Clear escalation procedures ensure that identified risks are addressed by the appropriate level of authority within defined timeframes.

Escalation Matrix

TriggerEscalation LevelResponse TimeAction Required
Automated score crosses tier boundary upwardGovernance Lead2 business daysReview and confirm/override tier change; adjust governance
Security scan finds Critical vulnerability in AI-assisted codeSecurity Lead + Tech Lead4 hoursStop deployment; investigate; remediate
Data leakage incident involving AI toolCISO1 hourActivate incident response; assess scope; notify stakeholders
Repeated governance gate failures (3+ in 30 days)Governance Lead + Engineering Manager2 business daysRoot cause analysis; remediation plan; possible team re-training
AI tool vendor security incidentCISO + Platform Engineering Lead4 hoursAssess impact; consider tool suspension; notify teams
Risk register item unmitigated beyond due datePhase Lead5 business daysRe-evaluate risk; escalate to Steering Committee if needed

Escalation Process

  1. Detection — The triggering condition is detected (automated alert or human observation)
  2. Notification — The appropriate escalation level is notified via the organization's alerting system
  3. Assessment — The notified party assesses severity, scope, and impact within the response time
  4. Action — Corrective action is taken and documented
  5. Resolution — The triggering condition is resolved and verified
  6. Documentation — The incident, action taken, and resolution are documented in the risk register
  7. Lessons learned — Significant escalations are reviewed in the next Community of Practice session

Risk Register Management

The risk register is the single source of truth for all identified risks related to AI-assisted development.

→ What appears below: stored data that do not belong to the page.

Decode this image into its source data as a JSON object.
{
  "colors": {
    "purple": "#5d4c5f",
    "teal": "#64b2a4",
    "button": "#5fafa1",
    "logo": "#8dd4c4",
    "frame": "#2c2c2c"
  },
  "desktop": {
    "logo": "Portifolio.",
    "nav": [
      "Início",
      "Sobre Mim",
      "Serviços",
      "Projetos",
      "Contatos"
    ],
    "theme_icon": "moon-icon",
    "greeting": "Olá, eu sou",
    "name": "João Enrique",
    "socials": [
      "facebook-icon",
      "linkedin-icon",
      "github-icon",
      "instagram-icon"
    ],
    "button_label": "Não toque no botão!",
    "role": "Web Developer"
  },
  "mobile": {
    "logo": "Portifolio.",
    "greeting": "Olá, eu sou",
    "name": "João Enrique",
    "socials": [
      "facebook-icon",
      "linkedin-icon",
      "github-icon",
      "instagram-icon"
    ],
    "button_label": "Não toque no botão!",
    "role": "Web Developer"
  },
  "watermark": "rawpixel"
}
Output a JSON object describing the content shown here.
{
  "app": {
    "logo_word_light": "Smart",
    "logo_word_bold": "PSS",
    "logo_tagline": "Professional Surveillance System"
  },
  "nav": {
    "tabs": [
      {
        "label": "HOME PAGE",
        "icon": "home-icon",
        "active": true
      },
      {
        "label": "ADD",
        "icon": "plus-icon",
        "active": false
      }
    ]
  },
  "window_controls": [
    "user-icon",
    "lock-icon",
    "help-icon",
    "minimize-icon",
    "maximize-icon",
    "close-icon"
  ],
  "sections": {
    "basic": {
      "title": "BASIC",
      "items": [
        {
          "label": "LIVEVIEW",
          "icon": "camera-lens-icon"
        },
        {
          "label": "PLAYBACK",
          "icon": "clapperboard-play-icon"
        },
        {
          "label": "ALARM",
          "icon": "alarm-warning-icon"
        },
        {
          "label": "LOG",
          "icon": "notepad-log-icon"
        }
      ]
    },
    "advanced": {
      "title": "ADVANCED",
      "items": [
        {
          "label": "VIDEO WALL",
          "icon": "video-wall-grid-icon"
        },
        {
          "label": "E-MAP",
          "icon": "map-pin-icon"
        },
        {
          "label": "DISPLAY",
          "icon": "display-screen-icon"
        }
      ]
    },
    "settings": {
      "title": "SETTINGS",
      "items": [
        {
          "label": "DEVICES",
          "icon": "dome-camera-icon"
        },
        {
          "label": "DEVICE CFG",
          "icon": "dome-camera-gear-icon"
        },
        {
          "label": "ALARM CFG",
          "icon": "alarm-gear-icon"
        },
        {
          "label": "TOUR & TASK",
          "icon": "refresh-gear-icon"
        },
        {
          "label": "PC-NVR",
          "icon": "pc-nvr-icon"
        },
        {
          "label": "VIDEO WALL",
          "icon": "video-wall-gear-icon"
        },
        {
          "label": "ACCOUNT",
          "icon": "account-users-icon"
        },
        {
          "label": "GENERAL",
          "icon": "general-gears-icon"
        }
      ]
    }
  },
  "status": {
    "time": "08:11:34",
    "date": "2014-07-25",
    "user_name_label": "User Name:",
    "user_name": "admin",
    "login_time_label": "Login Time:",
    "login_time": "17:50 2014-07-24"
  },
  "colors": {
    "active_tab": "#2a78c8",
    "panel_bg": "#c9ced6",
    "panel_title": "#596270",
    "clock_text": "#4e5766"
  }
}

It MUST be actively maintained throughout Phase 2 and beyond.

Risk Register Structure

Each risk register entry MUST contain:

FieldDescriptionRequired
Risk IDUnique identifierYes
TitleBrief description of the riskYes
CategoryTechnical, Security, Compliance, Operational, PeopleYes
Risk tierAssociated risk tier (Tier 1-4)Yes
LikelihoodLow / Medium / HighYes
ImpactLow / Medium / High / CriticalYes
Risk scoreLikelihood x Impact (1-16 scale)Yes
OwnerPerson accountable for managing this riskYes
Mitigation strategyDescription of how the risk is being mitigatedYes
Mitigation statusNot Started / In Progress / Implemented / VerifiedYes
Due dateTarget date for mitigation completionYes
Last reviewedDate of last reviewYes
Residual riskRisk level after mitigationYes

Common AI-Assisted Development Risks

The following risks SHOULD be pre-populated in the risk register at Phase 2 launch:

RiskCategoryTypical TierSuggested Mitigation
AI tool vendor data breachSecurityTier 3-4Vendor security assessment; contractual requirements; DLP controls
AI-generated code introduces vulnerabilitySecurityTier 2-3SAST scanning; mandatory security review; training
Developers bypass governance for speedOperationalTier 2Pipeline enforcement; audit monitoring; culture building
AI model update changes behaviorTechnicalTier 2-3Pin model versions; test before updating; configuration management
Over-reliance on AI reduces developer skillsPeopleTier 1-2Balanced usage guidelines; skill development programs; metrics monitoring
Licensing issues with AI-generated codeComplianceTier 2-3License scanning; vendor agreements; legal review
AI tool availability impacts productivityOperationalTier 1-2Fallback procedures; multi-tool strategy; offline capabilities

Risk Register Review Cadence

Review TypeFrequencyParticipantsActions
Risk register updateWeeklyRisk LeadUpdate status, add new risks, close resolved risks
Risk review meetingBi-weeklyRisk Lead + Security Lead + Governance LeadDiscuss high-priority risks, review mitigations
Steering Committee risk reportMonthlyRisk Lead presents to Steering CommitteeStrategic risk decisions, resource allocation
Comprehensive risk reassessmentQuarterlyAll stakeholdersFull reassessment of all risks; tier recalibration

Scalable risk assessment is what allows the organization to expand AI adoption confidently. The structures defined here — automated scoring, clear escalation, and active register management — ensure that increasing adoption does not mean increasing risk. These processes evolve further in Phase 3 where they become embedded in the Organization-Wide Policy.